At  the University of the West of England (UWE Bristol), they are busy creating the bricks that will help turn buildings into "large-scale living organisms."  They contain microbial fuel cells and are capable of recycling wastewater, generating electricity and producing oxygen.

"Microbial fuel cells are energy transducers that exploit the metabolic activity of the constituent microbes to break down organic waste and generate electricity," says Ioannis Ieropoulos, professor at UWE Bristol's Robotics Laboratory. "This is a novel application for MFC modules to be made into actuating building blocks as part of wall structures.
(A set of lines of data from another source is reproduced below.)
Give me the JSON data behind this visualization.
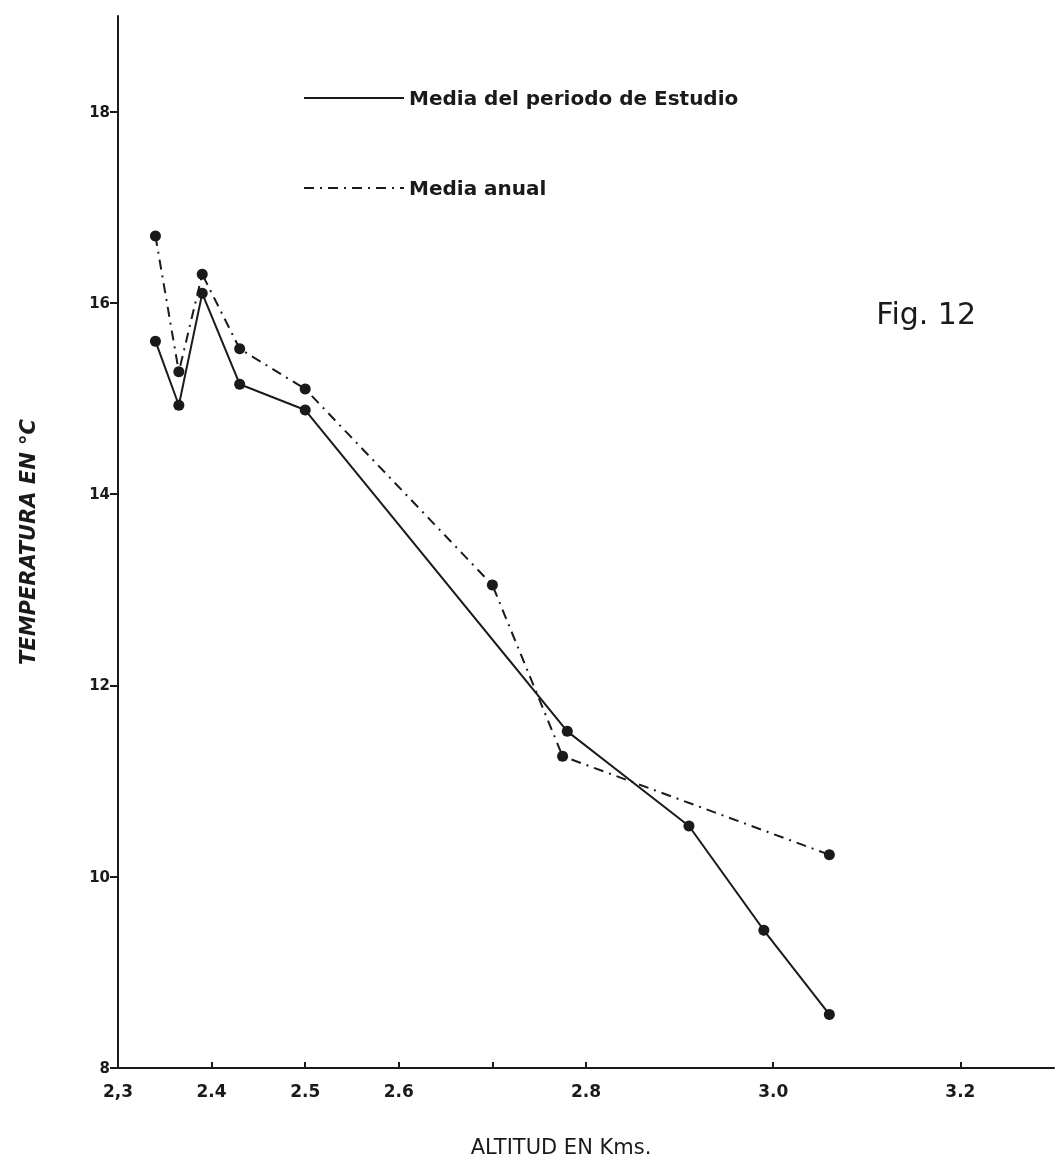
{
  "chart_data": {
    "type": "line",
    "xlabel": "ALTITUD EN Kms.",
    "ylabel": "TEMPERATURA EN °C",
    "annotations": [
      "Fig. 12"
    ],
    "xlim": [
      2.3,
      3.3
    ],
    "xticks": [
      {
        "value": 2.3,
        "label": "2,3"
      },
      2.4,
      2.5,
      2.6,
      {
        "value": 2.7,
        "label": null
      },
      2.8,
      {
        "value": 3.0,
        "label": "3.0"
      },
      3.2
    ],
    "ylim": [
      8,
      19
    ],
    "yticks": [
      8,
      10,
      12,
      14,
      16,
      18
    ],
    "grid": false,
    "legend": "top",
    "marker": "circle",
    "series": [
      {
        "name": "Media del periodo de Estudio",
        "color": "#1a1a1a",
        "line_style": "solid",
        "x": [
          2.34,
          2.365,
          2.39,
          2.43,
          2.5,
          2.78,
          2.91,
          2.99,
          3.06
        ],
        "values": [
          15.6,
          14.93,
          16.1,
          15.15,
          14.88,
          11.52,
          10.53,
          9.44,
          8.56
        ]
      },
      {
        "name": "Media anual",
        "color": "#1a1a1a",
        "line_style": "dashed",
        "x": [
          2.34,
          2.365,
          2.39,
          2.43,
          2.5,
          2.7,
          2.775,
          3.06
        ],
        "values": [
          16.7,
          15.28,
          16.3,
          15.52,
          15.1,
          13.05,
          11.26,
          10.23
        ]
      }
    ]
  }
}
This will allow us to explore the possibility of treating household waste, generating useful levels of electricity, and have 'active programmable' walls within our living environments."

 The microbial fuel cells (MFCs) are embedded in the bricks and can sense the environment inside and outside the building.  The MFCs are programmed to handle different situations, including waste water, chemical waste, carbon dioxide, and so on, and turn it into useful byproduct like clean water and oxygen.

"The technologies we are developing aim to transform the places where we live and work enabling us to co-live with the building," says Andrew Adamatzky, the professor leading the UWE Bristol team. "Each smart brick is an electrical analogous computer. A building made of such bricks will be a massive-parallel computing processor."

This technology is really limitless and likely the way we are supposed to be living; surrounded by life, itself, rather than hard stone and metal.  The bricks are currently one part of Living Architecture (LIAR), an ongoing project by institutions from across the UK and Europe to enhance the way we live and build.